"I am sorry, indeed, to find that you and I are enemies, after those pleasant days spent in Hamburg and Altona; but when we last parted in Denmark--you remember our mutual flight across the frontier--you were but a subaltern, a praperchick, a sub-lieutenant, I think."
"I am a captain now."
"Ah--the Alma did that, I presume."
"Exactly."
"You will have plenty of promotion in your army, I expect, ere this war is ended. You shall all be promoted in heaven, I hope, ere holy Russia is vanquished."
"Well, Count, and you--"
"I am now Pulkovnick of the Vladimir Infantry."
"Did the Alma do that?"
"No; the Grand-Duchess Olga, to whom the regiment belongs, promoted me from the Guards, as a reward for restoring her glove, which she dropped one evening at a masked ball given in the hall of St. Vladimir by the Emperor; so my rank was easily won."
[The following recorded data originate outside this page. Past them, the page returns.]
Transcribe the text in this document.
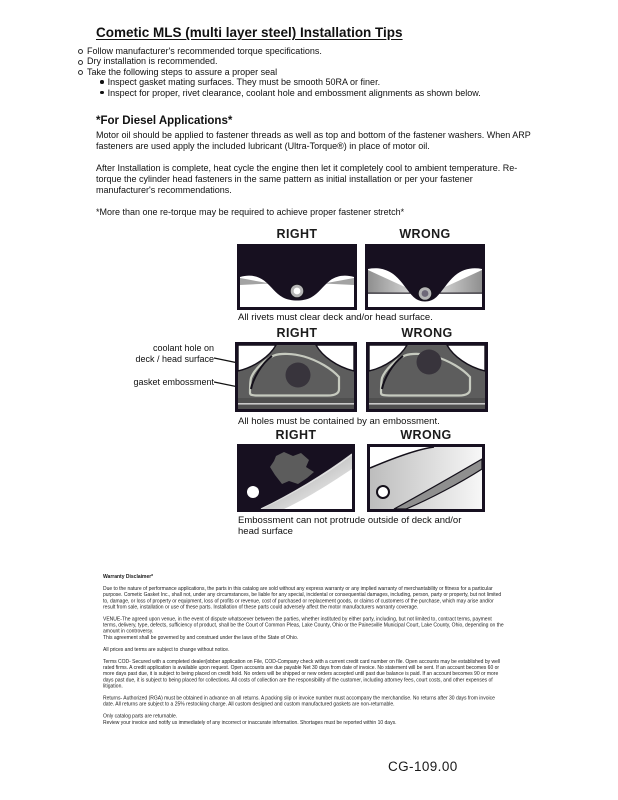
Cometic MLS (multi layer steel) Installation Tips
Follow manufacturer's recommended torque specifications.
Dry installation is recommended.
Take the following steps to assure a proper seal
Inspect gasket mating surfaces. They must be smooth 50RA or finer.
Inspect for proper, rivet clearance, coolant hole and embossment alignments as shown below.
*For Diesel Applications*
Motor oil should be applied to fastener threads as well as top and bottom of the fastener washers. When ARP fasteners are used apply the included lubricant (Ultra-Torque®) in place of motor oil.
After Installation is complete, heat cycle the engine then let it completely cool to ambient temperature. Re-torque the cylinder head fasteners in the same pattern as initial installation or per your fastener manufacturer's recommendations.
*More than one re-torque may be required to achieve proper fastener stretch*
RIGHT	WRONG
All rivets must clear deck and/or head surface.
RIGHT	WRONG
coolant hole on
deck / head surface
gasket embossment
All holes must be contained by an embossment.
RIGHT	WRONG
Embossment can not protrude outside of deck and/or head surface

Warranty Disclaimer*

Due to the nature of performance applications, the parts in this catalog are sold without any express warranty or any implied warranty of merchantability or fitness for a particular purpose. Cometic Gasket Inc., shall not, under any circumstances, be liable for any special, incidental or consequential damages, including, person, party or property, but not limited to, damage, or loss of property or equipment, loss of profits or revenue, cost of purchased or replacement goods, or claims of customers of the purchase, which may arise and/or result from sale, installation or use of these parts. Installation of these parts could adversely affect the motor manufacturers warranty coverage.

VENUE-The agreed upon venue, in the event of dispute whatsoever between the parties, whether instituted by either party, including, but not limited to, contract terms, payment terms, delivery, type, defects, sufficiency of product, shall be the Court of Common Pleas, Lake County, Ohio or the Painesville Municipal Court, Lake County, Ohio, depending on the amount in controversy.
This agreement shall be governed by and construed under the laws of the State of Ohio.

All prices and terms are subject to change without notice.

Terms COD- Secured with a completed dealer/jobber application on File, COD-Company check with a current credit card number on file. Open accounts may be established by well rated firms. A credit application is available upon request. Open accounts are due payable Net 30 days from date of invoice. No statement will be sent. If an account becomes 60 or more days past due, it is subject to being placed on credit hold. No orders will be shipped or new orders accepted until past due balance is paid. If an account becomes 90 or more days past due, it is subject to being placed for collections. All costs of collection are the responsibility of the customer, including attorney fees, court costs, and other expenses of litigation.

Returns- Authorized (RGA) must be obtained in advance on all returns. A packing slip or invoice number must accompany the merchandise. No returns after 30 days from invoice date. All returns are subject to a 25% restocking charge. All custom designed and custom manufactured gaskets are non-returnable.

Only catalog parts are returnable.
Review your invoice and notify us immediately of any incorrect or inaccurate information. Shortages must be reported within 10 days.

CG-109.00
A knock rang on the door; spurs and a steel scabbard clattered on the floor, and then entered a stately old officer in the splendid uniform of the Infantry of the Guard, the gilded plate on his high and peculiarly-shaped cap bearing the perforation of more than one bullet, and his breast being scarcely broad enough for all the orders that covered it. He bowed to Volhonski, and saluted me with his right hand, in which he carried a bundle of documents like lists. The Count introduced him as "the Pulkovnick Ochterlony, commanding the Ochterlony Battalion of the Imperial Guard." He was not at all like a Russian, having clear gray eyes and a straight nose, and still less like one did he seem when he addressed me in almost pure English.